There was a common-law rule forbidding a murder charge for injuries after a year from the crime, but I have no idea if Pennsylvania has abolished or modified that rule.

And without looking up the specific PA statutes, I find it difficult to believe that the crime of murder doesn’t include all of the elements of a charge of aggravated assault with attempt to kill. It’s been too long since my criminal law class but isn’t there something about inchoate crimes and attempt as it relates to the felony that’s being attempted?

A couple comments. I had heard of the “year and a day” rule as part of common law. The fact that GB has abolished doesn’t mean other jurisdictions have. So you have to ask about your specific jurisdiction. Second, AFAIK (and in common law) there is no statue of limitations on murder. As for the double jeopardy, you would need a lawyer (or a judge) to rule on that one. It does not sound to me that it would apply, FWIW.

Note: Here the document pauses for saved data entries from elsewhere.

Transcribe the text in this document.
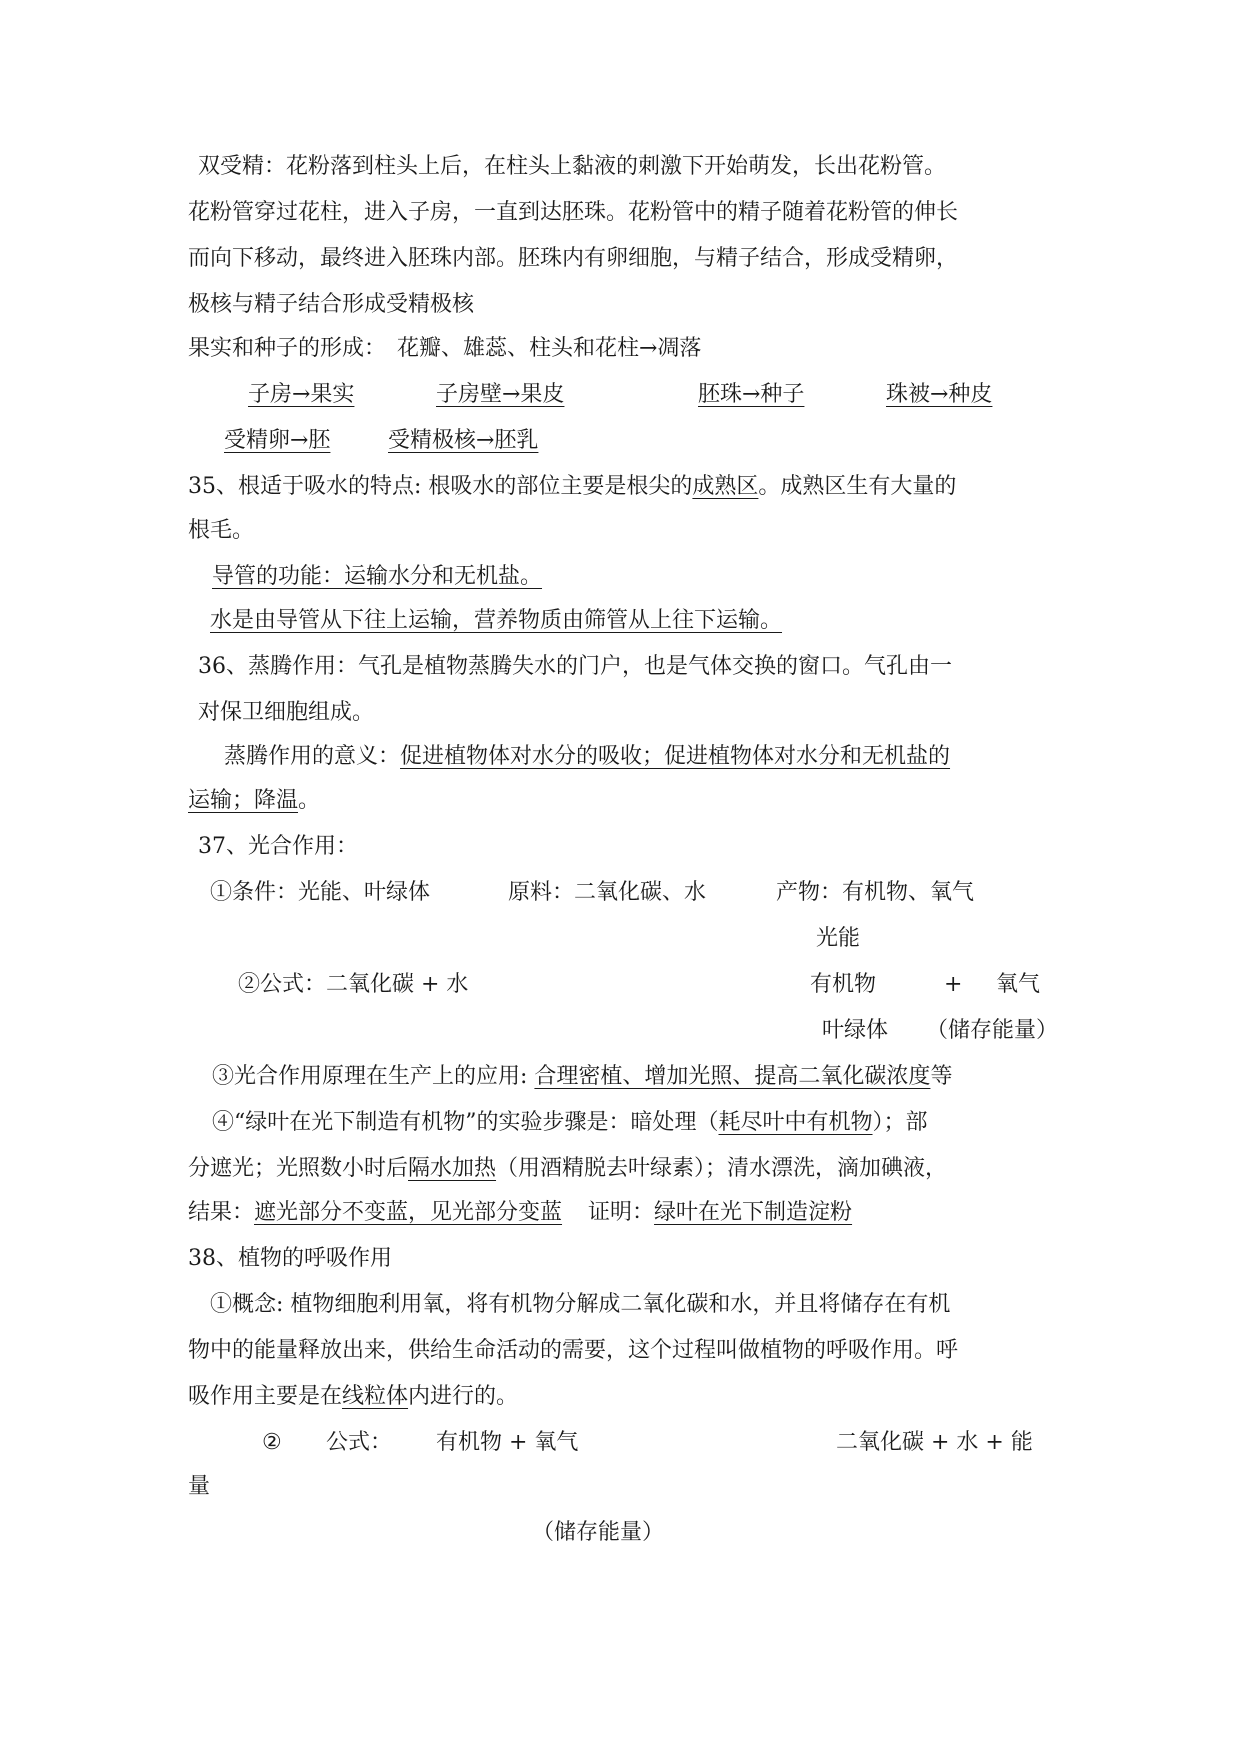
双受精：花粉落到柱头上后，在柱头上黏液的刺激下开始萌发，长出花粉管。

花粉管穿过花柱，进入子房，一直到达胚珠。花粉管中的精子随着花粉管的伸长

而向下移动，最终进入胚珠内部。胚珠内有卵细胞，与精子结合，形成受精卵，

极核与精子结合形成受精极核

果实和种子的形成：　花瓣、雄蕊、柱头和花柱→凋落

子房→果实	子房壁→果皮	胚珠→种子	珠被→种皮
受精卵→胚	受精极核→胚乳

35、根适于吸水的特点: 根吸水的部位主要是根尖的成熟区。成熟区生有大量的

根毛。

导管的功能：运输水分和无机盐。

水是由导管从下往上运输，营养物质由筛管从上往下运输。

36、蒸腾作用：气孔是植物蒸腾失水的门户，也是气体交换的窗口。气孔由一

对保卫细胞组成。

蒸腾作用的意义：促进植物体对水分的吸收；促进植物体对水分和无机盐的

运输；降温。

37、光合作用：

①条件：光能、叶绿体	原料：二氧化碳、水	产物：有机物、氧气
光能
②公式：二氧化碳 + 水	有机物	+ 氧气
叶绿体 （储存能量）

③光合作用原理在生产上的应用: 合理密植、增加光照、提高二氧化碳浓度等

④“绿叶在光下制造有机物”的实验步骤是：暗处理（耗尽叶中有机物）；部

分遮光；光照数小时后隔水加热（用酒精脱去叶绿素）；清水漂洗，滴加碘液，

结果：遮光部分不变蓝，见光部分变蓝 证明：绿叶在光下制造淀粉

38、植物的呼吸作用

①概念: 植物细胞利用氧，将有机物分解成二氧化碳和水，并且将储存在有机

物中的能量释放出来，供给生命活动的需要，这个过程叫做植物的呼吸作用。呼

吸作用主要是在线粒体内进行的。

② 公式： 有机物 + 氧气	二氧化碳 + 水 + 能
量
（储存能量）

OTOH, it might be very hard to assemble a case forty years later. Witnesses have died, police records and especially evidence disappear and so on. I predict that a prosecution would be very difficult.

Abolished:

(Emphasis added). http://caselaw.lp.findlaw.com/scripts/getcase.pl?court=ma&vol=sjcslip/7906&invol=1

Another question, that raises, though: typically, when we have cold murder cases prosecuted here, the prosecutors have to dig ut the old code books from the date of the offense and prosecute him under those. I always joke with the DA’s that they should do an NFL “throwback uniforms” thing for the trial and wear sideburns and 70’s suits with flared pants and wide lapels.

Anyway, my point being: even putting former jeopardy issues aside for a moment, is the date of offense the date of the shooting or the date or the death, and if the former, don’t they have to prosecute him under the “year and a day” law as it was then? I have to confess that I don’t know off the top of my head. Obviously, it’s not an issue one sees every day.

:smiley:

I think to some extent it would depend on whether the year and a day rule was codified. If it was, for example, part of the definition of homicide, it’d be a better case for applying it to crimes committed before the amendment.

I don’t think it got codified in many places. In places where it wasn’t, I would argue that it was a rule of the law of causation–not part of the law of offenses.

Wait, there’s a case:

http://caselaw.lp.findlaw.com/scripts/getcase.pl?court=US&vol=000&invol=99-6218

The case suggests it might also depend how well-established the rule was in a given state.